Но его никто не слушал. В комнате стоял разноголосый гул.
— Внимание! Прошу тишины, — смачно похрустывая луковицей, начальственно потребовал Могилевский и стал громко стучать днищем стакана по столу. Сосед справа придержал руку начальника, снова наполнив его до краев водкой.
— Давайте, товарищ Могилевский, говорите, — кивнул Блохин, единственный из присутствующих знавший, у кого только что был новый руководитель лаборатории.
— Вот вы сидите, пьете, жрете и не знаете о том, что случилось…
Сосед справа снова тронул его за рукав и кивнул на стакан. Могилевский молча опрокинул его и стал водить по столу глазами в поисках закуски. Ему сразу с нескольких сторон протянули на выбор: колбасу, хлеб, большой огурец. На этот раз Григорий Моисеевич предпочел последнее. Через минуту снова заговорил:
— А произошло событие поистине революционное. Ваше нынешнее скотство прекращается. Отныне объявляем бой пьянству и приступаем к настоящей науке. Так решил товарищ Берия.

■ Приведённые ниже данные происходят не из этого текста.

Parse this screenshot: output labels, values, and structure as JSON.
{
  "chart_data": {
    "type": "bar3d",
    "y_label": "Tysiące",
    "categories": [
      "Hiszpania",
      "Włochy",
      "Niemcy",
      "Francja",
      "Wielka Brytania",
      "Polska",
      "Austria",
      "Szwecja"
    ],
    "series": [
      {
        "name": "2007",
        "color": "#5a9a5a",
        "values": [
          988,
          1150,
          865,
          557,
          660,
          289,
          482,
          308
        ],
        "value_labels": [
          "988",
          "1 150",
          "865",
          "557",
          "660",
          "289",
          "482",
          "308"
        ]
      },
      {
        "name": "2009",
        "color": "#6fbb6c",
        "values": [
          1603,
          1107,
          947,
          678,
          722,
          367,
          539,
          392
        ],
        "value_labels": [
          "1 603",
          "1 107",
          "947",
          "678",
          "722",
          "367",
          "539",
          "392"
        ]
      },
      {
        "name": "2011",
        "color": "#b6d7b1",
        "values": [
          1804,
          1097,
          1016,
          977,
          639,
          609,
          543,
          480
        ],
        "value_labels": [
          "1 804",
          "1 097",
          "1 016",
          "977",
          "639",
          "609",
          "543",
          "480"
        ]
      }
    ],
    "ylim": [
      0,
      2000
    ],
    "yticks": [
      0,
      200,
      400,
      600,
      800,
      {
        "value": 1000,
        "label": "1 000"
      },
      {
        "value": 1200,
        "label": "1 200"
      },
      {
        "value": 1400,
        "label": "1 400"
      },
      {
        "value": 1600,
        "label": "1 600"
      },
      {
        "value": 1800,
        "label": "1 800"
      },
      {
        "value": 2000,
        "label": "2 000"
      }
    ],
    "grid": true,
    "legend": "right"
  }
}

При упоминании наркома голоса в одно мгновение стихли. Два десятка пьяных глаз непонимающе уставились на начальника лаборатории, стоявшего перед ними с пустым стаканом в руке. После первых его жутких и загадочных слов большинство почти протрезвело.
— Отравить крохотную мышь либо какую-то там ворону — замечу, действительно отвратительную и всегда презираемую мною тварь — дело нехитрое. Да и человека отправить на тот свет несложно, — продолжал Могилевский, развивая свою первоначальную мысль. — Этим ремеслом занимались с самых древнейших времен. И, как вы все наверняка знаете, люди в нем весьма преуспели. Впрочем, не меньшего достигло человечество и в науке распознавать отравления, определять яды, использованные для умерщвления жертв.

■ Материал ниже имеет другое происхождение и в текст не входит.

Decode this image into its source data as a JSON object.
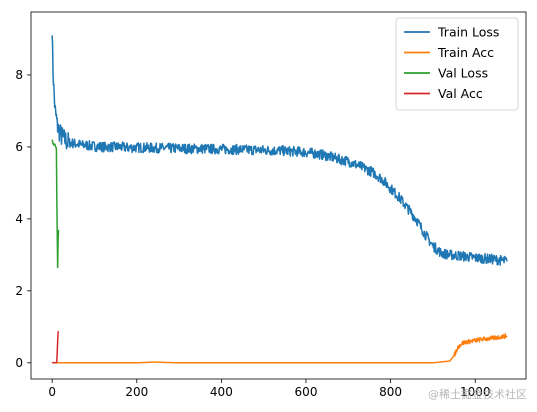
{
  "chart_data": {
    "type": "line",
    "title": "",
    "xlabel": "",
    "ylabel": "",
    "xlim": [
      -50,
      1120
    ],
    "ylim": [
      -0.45,
      9.75
    ],
    "xticks": [
      0,
      200,
      400,
      600,
      800,
      1000
    ],
    "yticks": [
      0,
      2,
      4,
      6,
      8
    ],
    "grid": false,
    "legend": "top-right",
    "series": [
      {
        "name": "Train Loss",
        "color": "#1f77b4",
        "x": [
          0,
          1,
          2,
          3,
          4,
          5,
          6,
          7,
          8,
          10,
          12,
          15,
          18,
          22,
          26,
          30,
          35,
          40,
          50,
          60,
          70,
          80,
          90,
          100,
          120,
          140,
          160,
          180,
          200,
          220,
          240,
          260,
          280,
          300,
          320,
          340,
          360,
          380,
          400,
          420,
          440,
          460,
          480,
          500,
          520,
          540,
          560,
          580,
          600,
          620,
          640,
          660,
          680,
          700,
          720,
          740,
          760,
          780,
          800,
          820,
          840,
          860,
          880,
          900,
          920,
          940,
          960,
          980,
          1000,
          1020,
          1040,
          1060,
          1075
        ],
        "y": [
          9.4,
          8.6,
          8.2,
          7.9,
          7.6,
          7.4,
          7.2,
          7.0,
          6.9,
          6.8,
          6.6,
          6.5,
          6.4,
          6.3,
          6.25,
          6.2,
          6.15,
          6.12,
          6.1,
          6.08,
          6.05,
          6.05,
          6.03,
          6.02,
          6.0,
          6.0,
          6.0,
          5.98,
          5.98,
          5.98,
          5.97,
          5.97,
          5.96,
          5.96,
          5.95,
          5.95,
          5.95,
          5.94,
          5.94,
          5.93,
          5.93,
          5.92,
          5.92,
          5.91,
          5.9,
          5.9,
          5.88,
          5.87,
          5.85,
          5.82,
          5.78,
          5.72,
          5.65,
          5.6,
          5.5,
          5.4,
          5.28,
          5.1,
          4.85,
          4.6,
          4.3,
          4.0,
          3.6,
          3.25,
          3.05,
          3.0,
          2.98,
          2.95,
          2.92,
          2.9,
          2.88,
          2.85,
          2.82
        ]
      },
      {
        "name": "Train Acc",
        "color": "#ff7f0e",
        "x": [
          0,
          100,
          200,
          240,
          300,
          400,
          500,
          600,
          700,
          800,
          900,
          940,
          950,
          960,
          970,
          980,
          1000,
          1020,
          1040,
          1060,
          1075
        ],
        "y": [
          0.0,
          0.0,
          0.0,
          0.02,
          0.0,
          0.0,
          0.0,
          0.0,
          0.0,
          0.0,
          0.0,
          0.05,
          0.2,
          0.45,
          0.55,
          0.58,
          0.62,
          0.66,
          0.68,
          0.72,
          0.75
        ]
      },
      {
        "name": "Val Loss",
        "color": "#2ca02c",
        "x": [
          0,
          2,
          4,
          6,
          8,
          10,
          11,
          12,
          13,
          14,
          15
        ],
        "y": [
          6.2,
          6.1,
          6.05,
          6.08,
          6.02,
          5.95,
          4.6,
          3.6,
          2.65,
          3.4,
          3.7
        ]
      },
      {
        "name": "Val Acc",
        "color": "#d62728",
        "x": [
          0,
          2,
          4,
          6,
          8,
          10,
          11,
          12,
          13,
          14,
          15
        ],
        "y": [
          0.0,
          0.0,
          0.01,
          0.0,
          0.0,
          0.0,
          0.05,
          0.3,
          0.6,
          0.85,
          0.88
        ]
      }
    ]
  },
  "watermark": "@稀土掘金技术社区"
}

— Опять просвещать нас собираются. Нашел время лекцию читать, — пьяно прозвучал из-за чьей-то спины недовольный голос.
— Тихо ты, про товарища Берию говорят, — оборвал наглеца Хилов.
Могилевскому плеснули в стакан очередную порцию водки. Он отхлебнул пару глотков, уменьшив содержимое стакана наполовину, после чего возникла пауза. Оратор долго нюхал ломоть черного хлеба, держа его перед носом двумя вытянутыми пальцами. Оглядев с высоты почти двухметрового роста компанию, он продолжал:
— Да, может, и лекция. Но в нашем деле необходимая. Потому что отныне все сказанное мною сейчас будет иметь самое прямое отношение к нашей деятельности завтра и всегда.

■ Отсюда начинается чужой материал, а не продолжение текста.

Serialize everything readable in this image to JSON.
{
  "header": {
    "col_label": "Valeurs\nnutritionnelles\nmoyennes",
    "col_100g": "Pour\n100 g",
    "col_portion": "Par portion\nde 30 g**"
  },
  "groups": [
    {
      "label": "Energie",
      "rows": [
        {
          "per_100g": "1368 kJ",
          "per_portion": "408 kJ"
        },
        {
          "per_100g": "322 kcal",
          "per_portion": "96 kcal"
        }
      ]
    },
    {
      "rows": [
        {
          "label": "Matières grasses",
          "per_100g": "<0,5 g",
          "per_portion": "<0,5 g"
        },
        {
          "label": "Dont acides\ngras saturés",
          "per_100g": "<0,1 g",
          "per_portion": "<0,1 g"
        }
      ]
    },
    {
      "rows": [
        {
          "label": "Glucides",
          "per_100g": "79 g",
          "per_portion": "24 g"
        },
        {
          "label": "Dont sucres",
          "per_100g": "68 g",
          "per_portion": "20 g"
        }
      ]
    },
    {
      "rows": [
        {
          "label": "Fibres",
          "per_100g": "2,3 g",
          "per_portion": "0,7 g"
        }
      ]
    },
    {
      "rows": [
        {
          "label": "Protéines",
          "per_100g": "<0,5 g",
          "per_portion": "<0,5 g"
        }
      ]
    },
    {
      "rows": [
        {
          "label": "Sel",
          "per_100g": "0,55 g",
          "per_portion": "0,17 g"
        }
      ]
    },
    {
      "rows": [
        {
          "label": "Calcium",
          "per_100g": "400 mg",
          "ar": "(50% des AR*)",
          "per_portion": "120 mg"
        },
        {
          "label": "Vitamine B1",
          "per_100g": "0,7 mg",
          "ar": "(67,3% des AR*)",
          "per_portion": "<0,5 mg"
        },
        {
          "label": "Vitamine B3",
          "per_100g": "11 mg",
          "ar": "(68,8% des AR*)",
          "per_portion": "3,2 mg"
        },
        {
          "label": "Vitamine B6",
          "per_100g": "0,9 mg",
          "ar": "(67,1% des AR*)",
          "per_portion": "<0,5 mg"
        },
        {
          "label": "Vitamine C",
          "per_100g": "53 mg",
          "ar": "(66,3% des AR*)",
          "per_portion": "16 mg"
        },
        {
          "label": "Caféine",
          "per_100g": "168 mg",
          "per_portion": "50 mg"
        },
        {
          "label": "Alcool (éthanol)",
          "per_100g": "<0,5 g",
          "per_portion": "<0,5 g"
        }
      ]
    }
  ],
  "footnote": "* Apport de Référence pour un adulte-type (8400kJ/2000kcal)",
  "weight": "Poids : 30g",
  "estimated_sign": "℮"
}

— Это, начальник, уже интересно, — с ехидством вставил слово Муромцев, толкнув локтем сидевшего возле него Наумова.
— Возьмите, к примеру, дихлорид ртути, или, как его называют в обыденном обиходе, сулему, — не обращая внимания на реплики, снова заговорил «лектор». — Вы знаете, это белый, ничем не примечательный кристаллический порошок используют для дезинфекции камер почти во всех наших заведениях НКВД. Думаю, если кому-то из присутствующих приходилось бывать в помещениях после дезинфекции, ему навсегда запомнился металлический привкус во рту. В крохотных дозах неприятные ощущения тем и исчерпываются. Но если хотя бы одна десятая грамма дихлорида попадет в желудок, человека ждет неминуемая смерть.